In 1967, Levit-Broun graduated from high school and tried unsuccessfully to enter the Department of History of Art, faculty of the Moscow State University. The same year Levit-Broun entered the Faculty of History and Theory of Art of the Kiev State Institute of Fine Arts, where he studied until 1973. In the spring of 1973, just before the discussion of his thesis, about the portrait work of Nikolai Ge, Levit-Broun was expelled from the Kiev State Art Institute for an "ideological cause".

== Career ==
From 1973–1975, Levit-Broun served in the Soviet Army in the Far East, where he began to write poetry. Demobilized and returned to Kiev, he abandoned poetry for 10 years. He worked in a photo lab, as photographer, and later became a jazz drummer and singer. From 1980 to 1988 he taught drums in a jazz school in Kiev.

In 1984 he returned to poetry.

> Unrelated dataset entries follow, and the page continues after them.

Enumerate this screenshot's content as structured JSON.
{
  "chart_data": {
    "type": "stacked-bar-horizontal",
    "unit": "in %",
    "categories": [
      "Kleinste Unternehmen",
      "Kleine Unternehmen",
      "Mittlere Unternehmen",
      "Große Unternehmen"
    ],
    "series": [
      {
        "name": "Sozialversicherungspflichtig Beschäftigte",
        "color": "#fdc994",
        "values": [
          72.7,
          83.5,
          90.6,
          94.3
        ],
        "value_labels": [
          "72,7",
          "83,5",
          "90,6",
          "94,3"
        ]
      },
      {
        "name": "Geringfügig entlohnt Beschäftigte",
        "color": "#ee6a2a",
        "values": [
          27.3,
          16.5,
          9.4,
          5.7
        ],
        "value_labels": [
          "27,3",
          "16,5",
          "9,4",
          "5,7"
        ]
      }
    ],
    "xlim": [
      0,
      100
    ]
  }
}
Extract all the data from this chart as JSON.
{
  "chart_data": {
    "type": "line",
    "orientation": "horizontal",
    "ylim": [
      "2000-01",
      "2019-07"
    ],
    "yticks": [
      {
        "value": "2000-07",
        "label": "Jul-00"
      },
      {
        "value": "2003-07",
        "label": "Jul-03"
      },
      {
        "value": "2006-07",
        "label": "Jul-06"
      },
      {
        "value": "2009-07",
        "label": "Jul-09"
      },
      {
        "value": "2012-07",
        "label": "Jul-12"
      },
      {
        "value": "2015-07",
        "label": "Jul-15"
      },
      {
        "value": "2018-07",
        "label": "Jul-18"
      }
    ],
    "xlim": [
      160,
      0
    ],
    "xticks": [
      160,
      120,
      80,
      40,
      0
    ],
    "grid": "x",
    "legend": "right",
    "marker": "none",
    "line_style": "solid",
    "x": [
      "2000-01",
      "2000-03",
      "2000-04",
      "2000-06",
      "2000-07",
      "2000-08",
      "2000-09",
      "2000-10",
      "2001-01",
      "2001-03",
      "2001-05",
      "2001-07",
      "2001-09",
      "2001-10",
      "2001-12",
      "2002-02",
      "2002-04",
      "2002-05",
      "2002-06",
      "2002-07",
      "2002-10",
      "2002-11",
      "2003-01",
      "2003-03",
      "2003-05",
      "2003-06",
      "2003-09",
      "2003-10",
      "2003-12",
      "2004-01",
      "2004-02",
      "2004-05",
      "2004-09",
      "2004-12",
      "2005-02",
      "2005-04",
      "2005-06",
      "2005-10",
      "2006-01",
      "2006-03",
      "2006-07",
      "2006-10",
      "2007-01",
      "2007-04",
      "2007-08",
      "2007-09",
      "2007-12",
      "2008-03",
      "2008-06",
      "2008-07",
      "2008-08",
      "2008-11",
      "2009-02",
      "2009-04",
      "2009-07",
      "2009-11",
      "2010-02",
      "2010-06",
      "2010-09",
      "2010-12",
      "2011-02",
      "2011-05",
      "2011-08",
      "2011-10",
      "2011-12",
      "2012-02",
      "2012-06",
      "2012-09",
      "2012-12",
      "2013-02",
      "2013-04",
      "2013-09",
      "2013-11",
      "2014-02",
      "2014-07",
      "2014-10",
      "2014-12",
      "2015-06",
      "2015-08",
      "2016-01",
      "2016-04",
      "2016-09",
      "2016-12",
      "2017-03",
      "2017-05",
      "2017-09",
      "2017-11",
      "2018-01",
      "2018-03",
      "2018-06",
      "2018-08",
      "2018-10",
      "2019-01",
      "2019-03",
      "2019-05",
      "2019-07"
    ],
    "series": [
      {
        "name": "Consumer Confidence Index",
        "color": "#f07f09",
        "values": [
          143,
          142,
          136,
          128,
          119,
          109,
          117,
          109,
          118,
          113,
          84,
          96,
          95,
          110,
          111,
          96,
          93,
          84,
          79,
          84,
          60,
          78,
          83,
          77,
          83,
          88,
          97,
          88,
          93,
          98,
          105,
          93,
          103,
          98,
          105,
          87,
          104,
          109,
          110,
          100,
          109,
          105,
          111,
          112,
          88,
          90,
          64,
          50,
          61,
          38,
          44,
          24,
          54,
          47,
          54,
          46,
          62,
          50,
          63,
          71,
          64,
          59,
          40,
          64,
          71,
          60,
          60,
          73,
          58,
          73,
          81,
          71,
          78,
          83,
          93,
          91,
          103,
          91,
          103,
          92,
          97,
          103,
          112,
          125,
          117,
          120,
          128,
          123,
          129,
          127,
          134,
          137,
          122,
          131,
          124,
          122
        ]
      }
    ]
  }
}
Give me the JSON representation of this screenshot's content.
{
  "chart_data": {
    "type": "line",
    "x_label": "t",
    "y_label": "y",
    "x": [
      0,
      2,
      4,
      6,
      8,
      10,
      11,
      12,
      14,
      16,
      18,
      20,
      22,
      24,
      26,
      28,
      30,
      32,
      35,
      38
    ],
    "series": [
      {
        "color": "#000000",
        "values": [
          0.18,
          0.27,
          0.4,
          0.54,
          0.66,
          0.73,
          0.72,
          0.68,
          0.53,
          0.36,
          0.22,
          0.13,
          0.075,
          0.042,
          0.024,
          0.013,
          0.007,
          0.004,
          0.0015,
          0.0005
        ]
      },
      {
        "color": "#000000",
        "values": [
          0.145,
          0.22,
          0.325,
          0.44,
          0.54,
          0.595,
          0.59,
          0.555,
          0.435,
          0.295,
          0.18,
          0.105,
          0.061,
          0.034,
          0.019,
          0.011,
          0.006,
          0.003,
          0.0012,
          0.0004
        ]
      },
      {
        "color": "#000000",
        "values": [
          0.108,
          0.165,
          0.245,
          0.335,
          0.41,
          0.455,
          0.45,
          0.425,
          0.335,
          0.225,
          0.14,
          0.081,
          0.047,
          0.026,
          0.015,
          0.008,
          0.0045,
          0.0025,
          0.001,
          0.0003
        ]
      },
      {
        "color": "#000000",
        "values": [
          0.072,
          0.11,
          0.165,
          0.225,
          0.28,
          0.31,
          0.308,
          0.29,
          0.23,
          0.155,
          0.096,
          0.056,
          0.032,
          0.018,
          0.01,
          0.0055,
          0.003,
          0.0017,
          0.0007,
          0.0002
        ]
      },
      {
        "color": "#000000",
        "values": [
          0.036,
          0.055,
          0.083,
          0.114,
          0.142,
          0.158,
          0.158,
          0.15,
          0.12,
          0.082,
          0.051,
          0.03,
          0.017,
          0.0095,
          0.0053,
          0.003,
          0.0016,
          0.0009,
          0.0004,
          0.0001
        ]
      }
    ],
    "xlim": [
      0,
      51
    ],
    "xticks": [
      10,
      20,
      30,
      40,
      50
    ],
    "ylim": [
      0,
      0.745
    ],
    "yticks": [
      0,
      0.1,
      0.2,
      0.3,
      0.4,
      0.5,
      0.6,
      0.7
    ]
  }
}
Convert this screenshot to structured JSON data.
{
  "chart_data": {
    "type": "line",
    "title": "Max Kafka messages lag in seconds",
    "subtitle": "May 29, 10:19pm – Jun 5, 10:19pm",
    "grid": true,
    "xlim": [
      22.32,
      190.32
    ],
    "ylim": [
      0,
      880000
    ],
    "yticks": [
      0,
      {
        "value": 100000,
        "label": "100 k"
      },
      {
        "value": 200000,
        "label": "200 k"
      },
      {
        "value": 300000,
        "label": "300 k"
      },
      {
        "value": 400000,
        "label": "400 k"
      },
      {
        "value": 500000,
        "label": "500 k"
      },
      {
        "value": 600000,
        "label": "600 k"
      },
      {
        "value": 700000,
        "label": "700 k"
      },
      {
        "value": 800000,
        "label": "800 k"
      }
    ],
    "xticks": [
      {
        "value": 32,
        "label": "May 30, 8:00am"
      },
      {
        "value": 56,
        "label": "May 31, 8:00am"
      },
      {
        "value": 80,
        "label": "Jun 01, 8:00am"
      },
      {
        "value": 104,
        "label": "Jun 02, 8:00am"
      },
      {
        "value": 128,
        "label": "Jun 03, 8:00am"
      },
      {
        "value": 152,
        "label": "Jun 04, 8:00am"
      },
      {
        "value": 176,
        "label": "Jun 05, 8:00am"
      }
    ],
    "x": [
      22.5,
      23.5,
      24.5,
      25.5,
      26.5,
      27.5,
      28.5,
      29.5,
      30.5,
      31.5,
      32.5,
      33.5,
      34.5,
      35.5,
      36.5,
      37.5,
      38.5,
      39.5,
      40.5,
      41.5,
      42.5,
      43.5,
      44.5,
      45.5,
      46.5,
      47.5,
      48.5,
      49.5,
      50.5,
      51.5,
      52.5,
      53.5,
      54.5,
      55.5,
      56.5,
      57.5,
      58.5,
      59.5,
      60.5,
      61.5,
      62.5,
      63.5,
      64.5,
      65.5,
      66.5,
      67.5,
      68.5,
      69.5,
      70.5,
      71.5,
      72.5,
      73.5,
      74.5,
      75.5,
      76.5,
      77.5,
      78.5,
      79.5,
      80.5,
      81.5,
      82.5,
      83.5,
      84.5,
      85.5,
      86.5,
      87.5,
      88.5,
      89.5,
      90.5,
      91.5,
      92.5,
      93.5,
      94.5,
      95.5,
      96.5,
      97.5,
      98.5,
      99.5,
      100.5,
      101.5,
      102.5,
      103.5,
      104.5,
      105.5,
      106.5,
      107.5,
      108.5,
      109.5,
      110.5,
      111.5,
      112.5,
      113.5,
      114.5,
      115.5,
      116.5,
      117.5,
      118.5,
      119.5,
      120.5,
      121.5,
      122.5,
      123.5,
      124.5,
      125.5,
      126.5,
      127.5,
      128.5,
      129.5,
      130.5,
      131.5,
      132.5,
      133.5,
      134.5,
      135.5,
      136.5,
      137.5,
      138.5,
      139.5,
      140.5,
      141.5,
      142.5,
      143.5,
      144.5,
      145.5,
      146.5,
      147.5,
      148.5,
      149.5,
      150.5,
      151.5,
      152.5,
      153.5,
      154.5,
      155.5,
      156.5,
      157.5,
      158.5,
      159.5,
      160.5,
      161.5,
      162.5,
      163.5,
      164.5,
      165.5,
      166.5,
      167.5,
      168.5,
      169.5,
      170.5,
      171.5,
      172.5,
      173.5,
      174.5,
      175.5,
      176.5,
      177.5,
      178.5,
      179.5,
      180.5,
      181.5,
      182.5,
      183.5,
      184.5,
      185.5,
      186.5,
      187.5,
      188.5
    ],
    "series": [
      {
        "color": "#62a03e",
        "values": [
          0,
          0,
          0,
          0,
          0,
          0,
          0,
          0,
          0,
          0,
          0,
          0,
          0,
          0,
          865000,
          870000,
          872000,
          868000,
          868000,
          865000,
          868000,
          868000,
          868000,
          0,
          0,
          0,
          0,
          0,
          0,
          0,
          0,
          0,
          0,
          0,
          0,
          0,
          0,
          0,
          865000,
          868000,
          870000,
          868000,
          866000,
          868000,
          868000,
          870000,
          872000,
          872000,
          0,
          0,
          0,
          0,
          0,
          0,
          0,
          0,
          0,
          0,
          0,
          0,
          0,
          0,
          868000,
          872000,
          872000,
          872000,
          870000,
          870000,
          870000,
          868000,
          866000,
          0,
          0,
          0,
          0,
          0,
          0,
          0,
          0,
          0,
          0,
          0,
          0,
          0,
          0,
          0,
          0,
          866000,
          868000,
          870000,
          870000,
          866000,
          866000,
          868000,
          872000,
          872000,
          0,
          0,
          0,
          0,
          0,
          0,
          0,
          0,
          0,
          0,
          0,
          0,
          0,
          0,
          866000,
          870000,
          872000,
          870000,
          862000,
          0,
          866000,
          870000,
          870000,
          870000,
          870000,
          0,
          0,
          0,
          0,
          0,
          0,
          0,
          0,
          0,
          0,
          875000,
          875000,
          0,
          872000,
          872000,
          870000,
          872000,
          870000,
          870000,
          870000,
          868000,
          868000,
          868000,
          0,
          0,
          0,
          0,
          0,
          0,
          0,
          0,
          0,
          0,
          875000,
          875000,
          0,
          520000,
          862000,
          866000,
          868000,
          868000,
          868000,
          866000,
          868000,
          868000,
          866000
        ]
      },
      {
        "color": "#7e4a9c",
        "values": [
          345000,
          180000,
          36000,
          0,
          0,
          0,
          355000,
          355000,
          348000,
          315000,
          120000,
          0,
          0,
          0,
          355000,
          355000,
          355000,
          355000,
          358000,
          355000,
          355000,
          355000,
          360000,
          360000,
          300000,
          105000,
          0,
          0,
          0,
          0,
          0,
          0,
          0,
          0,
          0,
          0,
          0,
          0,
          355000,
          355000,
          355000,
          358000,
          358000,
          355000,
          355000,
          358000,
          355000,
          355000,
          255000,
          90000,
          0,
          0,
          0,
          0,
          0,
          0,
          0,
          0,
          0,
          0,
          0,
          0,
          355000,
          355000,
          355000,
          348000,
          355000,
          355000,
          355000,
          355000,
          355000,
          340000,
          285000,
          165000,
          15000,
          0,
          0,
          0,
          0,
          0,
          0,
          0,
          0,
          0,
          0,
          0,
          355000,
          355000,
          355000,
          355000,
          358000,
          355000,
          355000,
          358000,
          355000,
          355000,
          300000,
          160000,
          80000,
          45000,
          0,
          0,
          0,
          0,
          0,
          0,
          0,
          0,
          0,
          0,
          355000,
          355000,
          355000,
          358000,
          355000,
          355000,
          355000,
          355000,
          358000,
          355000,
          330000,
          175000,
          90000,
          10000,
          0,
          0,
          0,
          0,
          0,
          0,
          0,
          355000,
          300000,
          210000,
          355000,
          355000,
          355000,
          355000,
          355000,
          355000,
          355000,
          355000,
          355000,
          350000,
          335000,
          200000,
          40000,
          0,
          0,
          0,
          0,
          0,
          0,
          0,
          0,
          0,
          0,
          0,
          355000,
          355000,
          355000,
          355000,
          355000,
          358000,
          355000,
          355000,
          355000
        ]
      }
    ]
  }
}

In 1986 he was invited as a leader vocalist in the jazz ensemble of Vladimir Karpovich at the Kiev House of Scientists, with whom he worked until he emigrated.

In 1989 he wrote his first major prose, the story Anketa ("About me"). In May of the same year he emigrated to Germany, where he spent the next six years. There, starting from 1991, he began to write religious and philosophical prose. HIs first book of poetry Požiznennyj dnevnik ("Lifelong Diary") was published in Kyiv in 1993. Later, Levit-Broun found editors in St. Petersburg, focusing his later publications on Russia.

In 1996, Levit-Broun and his wife moved Verona, Italy. Later his works were translated into foreign languages: a Russian-Romanian bilingual edition of his poetry was released in 2011, and a Russian-English bilingual book of his prose in 2012.

The scope of his creative activities encompasses, prose, religious philosophy, graphics, and photography. In Italy an album of erotic drawings by Levit-Broun Homo Erotikus 1997. In recent years, Levit-Broun became known as a jazz singer under the stage name of Boris Lebron. In 2008, he recorded in the studio with Fabio Cobelli.

Levit-Broun is a member of the Union of Writers of the twenty-first century. He is regularly published in Deti Ra (Children Ra), Futurum Art, Zinziver, Kreščatik, as well as web-publications: Persona plus, Relga and Zarubežnye Zadvorki (Foreign Backyards).